The recipe wasn't bad. Sometimes, this just happens.
Tuesday night I attempted gingerbread cookie number two. I turned to Decadent Gluten-Free Vegan Baking. A recipe for gingerbread men became gingerbread squirrels.
I should've used this recipe to begin with. I frequently rave about the recipes in Decadent Gluten-Free Vegan Baking, and they are rave-worthy. Though some of the squirrels were puffy and unrecognizable as the furry critter, they were soft, full of ginger and molasses, and easily manipulated into a pie crust. Though the majority were pulverized for the crust, Sarah, Wes, and I ate the leftover squirrels with our morning coffee.
Thanksgiving morning, we made a quadruple batch of rolls. You can never have enough rolls! The house was warm as the other guests arrived with two turkeys, sides, and more desserts. I snapped photos of food, anticipating the multiple plates of turkey I would consume.
Not ten minutes after my first plate of turkey, I was ready for pie.
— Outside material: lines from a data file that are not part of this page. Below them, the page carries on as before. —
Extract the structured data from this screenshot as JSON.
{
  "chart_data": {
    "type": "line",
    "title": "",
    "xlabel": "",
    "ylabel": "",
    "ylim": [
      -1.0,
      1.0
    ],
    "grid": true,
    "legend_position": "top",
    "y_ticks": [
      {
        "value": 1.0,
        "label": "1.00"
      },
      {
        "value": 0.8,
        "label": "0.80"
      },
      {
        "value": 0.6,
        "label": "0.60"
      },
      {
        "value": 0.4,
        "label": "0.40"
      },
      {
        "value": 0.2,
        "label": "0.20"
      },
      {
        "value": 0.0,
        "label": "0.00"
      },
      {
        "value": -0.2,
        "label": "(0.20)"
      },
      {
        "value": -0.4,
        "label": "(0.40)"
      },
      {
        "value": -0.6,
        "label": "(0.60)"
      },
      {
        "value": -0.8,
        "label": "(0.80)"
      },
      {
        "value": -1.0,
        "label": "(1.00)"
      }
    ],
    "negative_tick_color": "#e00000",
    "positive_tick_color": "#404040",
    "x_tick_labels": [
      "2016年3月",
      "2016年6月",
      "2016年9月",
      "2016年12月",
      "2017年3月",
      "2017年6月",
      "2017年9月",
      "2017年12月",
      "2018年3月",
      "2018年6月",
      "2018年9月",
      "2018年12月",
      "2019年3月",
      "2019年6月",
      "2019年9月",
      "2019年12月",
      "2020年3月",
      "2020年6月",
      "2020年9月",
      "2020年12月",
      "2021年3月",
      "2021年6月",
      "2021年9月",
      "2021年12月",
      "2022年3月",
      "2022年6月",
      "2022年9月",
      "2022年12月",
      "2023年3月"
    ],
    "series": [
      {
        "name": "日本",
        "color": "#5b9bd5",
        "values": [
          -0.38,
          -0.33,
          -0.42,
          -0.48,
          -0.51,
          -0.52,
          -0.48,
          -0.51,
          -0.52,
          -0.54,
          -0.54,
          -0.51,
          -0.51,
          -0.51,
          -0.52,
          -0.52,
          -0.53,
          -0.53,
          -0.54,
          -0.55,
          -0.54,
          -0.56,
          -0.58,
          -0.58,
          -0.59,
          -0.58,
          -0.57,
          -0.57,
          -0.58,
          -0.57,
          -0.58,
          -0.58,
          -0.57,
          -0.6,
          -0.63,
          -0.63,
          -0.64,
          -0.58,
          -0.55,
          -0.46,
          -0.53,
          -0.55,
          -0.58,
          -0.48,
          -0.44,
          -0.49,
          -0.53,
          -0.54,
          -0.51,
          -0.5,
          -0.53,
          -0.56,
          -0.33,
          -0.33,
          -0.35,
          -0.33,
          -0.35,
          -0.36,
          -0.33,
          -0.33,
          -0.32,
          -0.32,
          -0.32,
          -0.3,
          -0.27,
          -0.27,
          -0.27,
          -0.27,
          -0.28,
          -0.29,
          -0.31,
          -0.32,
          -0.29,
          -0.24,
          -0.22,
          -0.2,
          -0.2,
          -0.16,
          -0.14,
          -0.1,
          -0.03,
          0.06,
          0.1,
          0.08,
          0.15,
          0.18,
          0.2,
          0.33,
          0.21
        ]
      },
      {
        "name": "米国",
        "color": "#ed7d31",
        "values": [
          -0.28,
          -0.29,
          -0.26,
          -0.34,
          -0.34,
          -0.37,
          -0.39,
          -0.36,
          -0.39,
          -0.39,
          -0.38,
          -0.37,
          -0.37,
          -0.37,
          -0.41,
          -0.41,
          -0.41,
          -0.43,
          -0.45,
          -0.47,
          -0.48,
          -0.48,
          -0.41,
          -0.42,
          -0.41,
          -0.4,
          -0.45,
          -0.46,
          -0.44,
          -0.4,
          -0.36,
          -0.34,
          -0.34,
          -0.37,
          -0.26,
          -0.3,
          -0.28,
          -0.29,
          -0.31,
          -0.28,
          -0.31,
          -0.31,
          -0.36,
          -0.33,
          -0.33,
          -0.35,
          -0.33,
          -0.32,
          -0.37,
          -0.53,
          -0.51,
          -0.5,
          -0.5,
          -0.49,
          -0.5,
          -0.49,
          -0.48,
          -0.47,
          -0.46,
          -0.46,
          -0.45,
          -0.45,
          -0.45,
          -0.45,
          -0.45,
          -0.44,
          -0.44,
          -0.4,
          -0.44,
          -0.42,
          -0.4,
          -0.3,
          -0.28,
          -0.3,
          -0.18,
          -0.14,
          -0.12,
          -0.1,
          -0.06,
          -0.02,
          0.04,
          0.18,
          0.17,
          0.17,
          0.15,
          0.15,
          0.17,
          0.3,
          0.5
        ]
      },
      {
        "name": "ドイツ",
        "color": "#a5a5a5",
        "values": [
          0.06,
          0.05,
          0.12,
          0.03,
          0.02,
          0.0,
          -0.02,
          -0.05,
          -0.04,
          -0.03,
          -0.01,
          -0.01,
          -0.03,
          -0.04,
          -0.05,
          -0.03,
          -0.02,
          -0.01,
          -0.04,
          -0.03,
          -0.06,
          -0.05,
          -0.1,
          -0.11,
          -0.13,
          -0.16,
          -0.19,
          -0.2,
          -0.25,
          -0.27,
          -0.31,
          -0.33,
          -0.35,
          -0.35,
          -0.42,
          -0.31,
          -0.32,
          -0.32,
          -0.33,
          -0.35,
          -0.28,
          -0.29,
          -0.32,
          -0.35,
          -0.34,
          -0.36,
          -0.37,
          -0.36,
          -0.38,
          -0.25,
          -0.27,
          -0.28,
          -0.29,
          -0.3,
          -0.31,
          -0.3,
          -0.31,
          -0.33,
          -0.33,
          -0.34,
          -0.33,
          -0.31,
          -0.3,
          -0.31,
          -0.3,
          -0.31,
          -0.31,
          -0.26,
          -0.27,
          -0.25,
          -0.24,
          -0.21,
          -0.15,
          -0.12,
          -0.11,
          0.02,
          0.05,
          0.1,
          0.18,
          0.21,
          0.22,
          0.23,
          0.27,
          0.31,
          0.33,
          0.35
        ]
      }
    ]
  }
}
Cranberry molds, apple, pumpkin, and pecan pie,
waiting to be devoured.
I took a slice of each. When asked which was my favorite, I could not choose; each pie was phenomenal in its own way. The apple represented the stereotypical apple pie. If I could eat ice-cream, a huge dollop of vanilla on top of a warm slice would be heaven. The pumpkin was completely consumed. The gingerbread cookie crust and homemade pumpkin puree were definite wins. The pecan pie was perfect. A solid crust-to-pie ratio, it was just the right amount of sweetness. Although I couldn't choose a favorite taste wise, the pumpkin wins out of sheer enjoyment. There's just something special about making homemade pumpkin puree that elevates the entire pie for me.
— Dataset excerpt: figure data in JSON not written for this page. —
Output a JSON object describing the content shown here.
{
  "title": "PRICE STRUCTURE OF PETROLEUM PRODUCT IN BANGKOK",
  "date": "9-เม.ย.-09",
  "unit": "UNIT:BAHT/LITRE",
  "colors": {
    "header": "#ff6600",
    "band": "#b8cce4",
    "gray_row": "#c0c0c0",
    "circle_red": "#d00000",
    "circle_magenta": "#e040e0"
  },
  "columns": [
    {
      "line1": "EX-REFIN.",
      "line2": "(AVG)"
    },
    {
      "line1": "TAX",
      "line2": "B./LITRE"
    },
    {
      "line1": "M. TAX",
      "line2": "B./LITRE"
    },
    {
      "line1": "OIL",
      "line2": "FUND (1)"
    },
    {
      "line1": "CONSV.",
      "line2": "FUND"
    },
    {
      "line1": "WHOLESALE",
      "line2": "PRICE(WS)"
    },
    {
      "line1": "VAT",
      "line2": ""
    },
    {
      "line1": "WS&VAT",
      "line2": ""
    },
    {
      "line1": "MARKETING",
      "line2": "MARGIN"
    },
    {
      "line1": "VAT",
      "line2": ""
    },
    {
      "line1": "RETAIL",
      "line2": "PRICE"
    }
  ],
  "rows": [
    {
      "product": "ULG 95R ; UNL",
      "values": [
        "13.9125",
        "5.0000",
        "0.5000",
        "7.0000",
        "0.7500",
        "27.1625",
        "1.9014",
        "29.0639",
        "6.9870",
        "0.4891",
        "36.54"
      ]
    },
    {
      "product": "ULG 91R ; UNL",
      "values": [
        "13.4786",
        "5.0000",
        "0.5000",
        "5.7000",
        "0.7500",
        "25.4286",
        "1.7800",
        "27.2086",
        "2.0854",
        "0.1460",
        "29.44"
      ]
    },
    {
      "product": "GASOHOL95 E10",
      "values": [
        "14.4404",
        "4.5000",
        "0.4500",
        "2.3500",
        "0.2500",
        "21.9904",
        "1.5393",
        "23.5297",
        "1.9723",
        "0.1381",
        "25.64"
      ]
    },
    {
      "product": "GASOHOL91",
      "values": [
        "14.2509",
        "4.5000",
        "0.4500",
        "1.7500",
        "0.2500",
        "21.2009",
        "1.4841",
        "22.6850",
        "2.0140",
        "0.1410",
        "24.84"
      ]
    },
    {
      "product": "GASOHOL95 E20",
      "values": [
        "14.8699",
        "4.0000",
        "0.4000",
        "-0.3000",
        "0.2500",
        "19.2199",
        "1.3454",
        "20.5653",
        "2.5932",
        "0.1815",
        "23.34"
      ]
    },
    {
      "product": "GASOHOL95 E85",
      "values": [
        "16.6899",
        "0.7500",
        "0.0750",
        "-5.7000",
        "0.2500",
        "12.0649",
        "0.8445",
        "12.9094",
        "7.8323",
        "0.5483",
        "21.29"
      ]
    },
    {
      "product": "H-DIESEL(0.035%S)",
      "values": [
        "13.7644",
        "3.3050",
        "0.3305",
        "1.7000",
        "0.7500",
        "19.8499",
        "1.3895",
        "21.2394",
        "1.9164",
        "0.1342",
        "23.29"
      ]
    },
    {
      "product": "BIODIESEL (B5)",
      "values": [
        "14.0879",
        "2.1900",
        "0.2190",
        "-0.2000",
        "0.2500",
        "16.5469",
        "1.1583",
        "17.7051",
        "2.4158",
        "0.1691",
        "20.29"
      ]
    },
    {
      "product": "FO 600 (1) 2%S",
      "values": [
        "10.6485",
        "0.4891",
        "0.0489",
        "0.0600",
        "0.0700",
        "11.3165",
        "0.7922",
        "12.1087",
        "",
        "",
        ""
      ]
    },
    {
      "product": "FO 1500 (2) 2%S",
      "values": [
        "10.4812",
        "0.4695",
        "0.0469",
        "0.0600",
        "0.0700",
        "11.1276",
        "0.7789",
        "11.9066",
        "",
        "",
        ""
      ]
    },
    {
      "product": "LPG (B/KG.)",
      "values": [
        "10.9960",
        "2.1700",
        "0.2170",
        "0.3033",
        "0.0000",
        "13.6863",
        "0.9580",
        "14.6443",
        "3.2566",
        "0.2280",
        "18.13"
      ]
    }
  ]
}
As I was leaving Sarah's, she realized I didn't have any leftovers. How could I leave Thanksgiving without any rolls and turkey to make tiny turkey sandwiches on? What was I thinking?! I filled bags and tupperware with the goods and headed home. The best leftover? Extra pumpkin puree! I thought about making another pie, but went savory instead.
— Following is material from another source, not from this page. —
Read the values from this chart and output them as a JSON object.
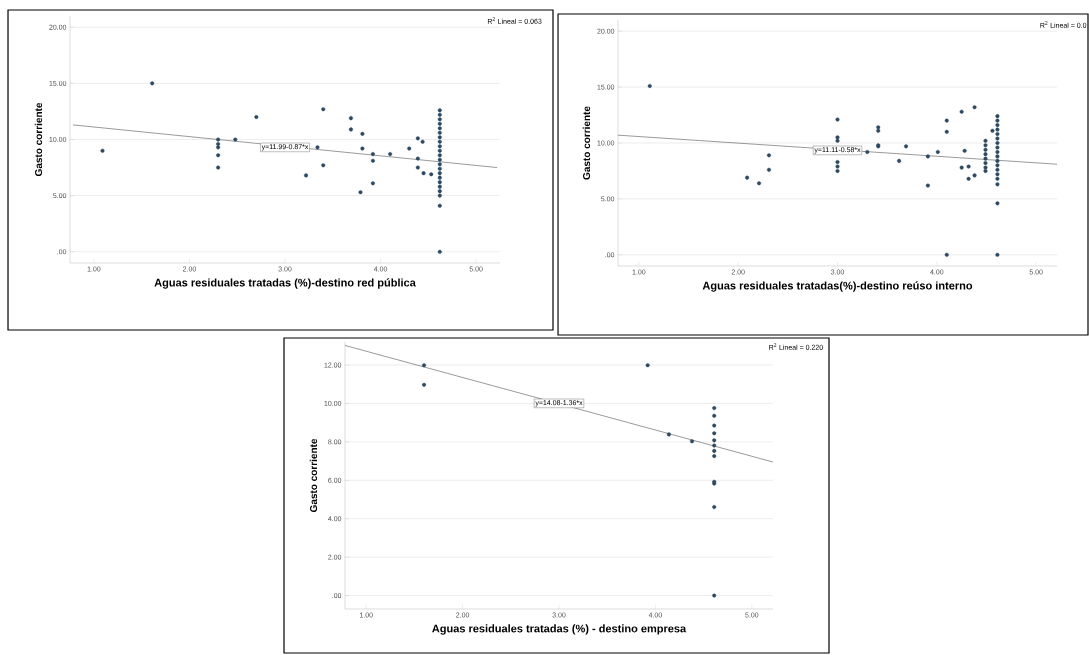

Maple bacon pumpkin risotto for the win (recipe curtesy of Pineapple and Coconut)!
Maple Bacon Pumpkin Risotto
4 thick slices bacon, diced
2 cups apple cider or juice (not spiced)
4 cups chicken or vegetable stock
1 1/2 cups onion
4 cloves garlic, minced
2 cups Arborio rice
1 cup dry white wine (I used Back Box's pinot)
1/4 tsp nutmeg
1/2-1 tsp salt
1/2 tsp black pepper
2 cups fresh pumpkin puree
2 Tbsp maple syrup
Italian flat leaf parsley and grate parm for garnish
In a medium saucepan, combine the stock and apple cider over low heat. Let it hang out.
In a stock pot or huge sauté pan, cook the bacon until crispy, about 10 minutes.
Remove with a slotted spoon and drain on a paper towel, leaving 2 Tbsp of the bacon fat in the pan.
Cook the onions in the bacon fat until caramelized, about 10 minutes.
Add the garlic and nutmeg.
Add in the rice and wine and stir until the wine is cooked down.
Turn up the heat on the stock to medium.
Gradually add 1/2 cup of stock to the rice, stirring until the stock has been absorbed.
Repeat until all the stock is gone.
Taste and season with salt and pepper.
Mix in the pumpkin puree and maple syrup. Add more pumpkin puree if you feel like it. More is better.
Mix in the bacon.
Serve it up and top your risotto with some parsley and parm if you so choose.
My fridge is filled with leftovers and new dishes incorporating leftovers. With each meal, I am thankful for my friends, family, and all of you unknown readers out there. Enjoy your leftovers and have an extra helping for me.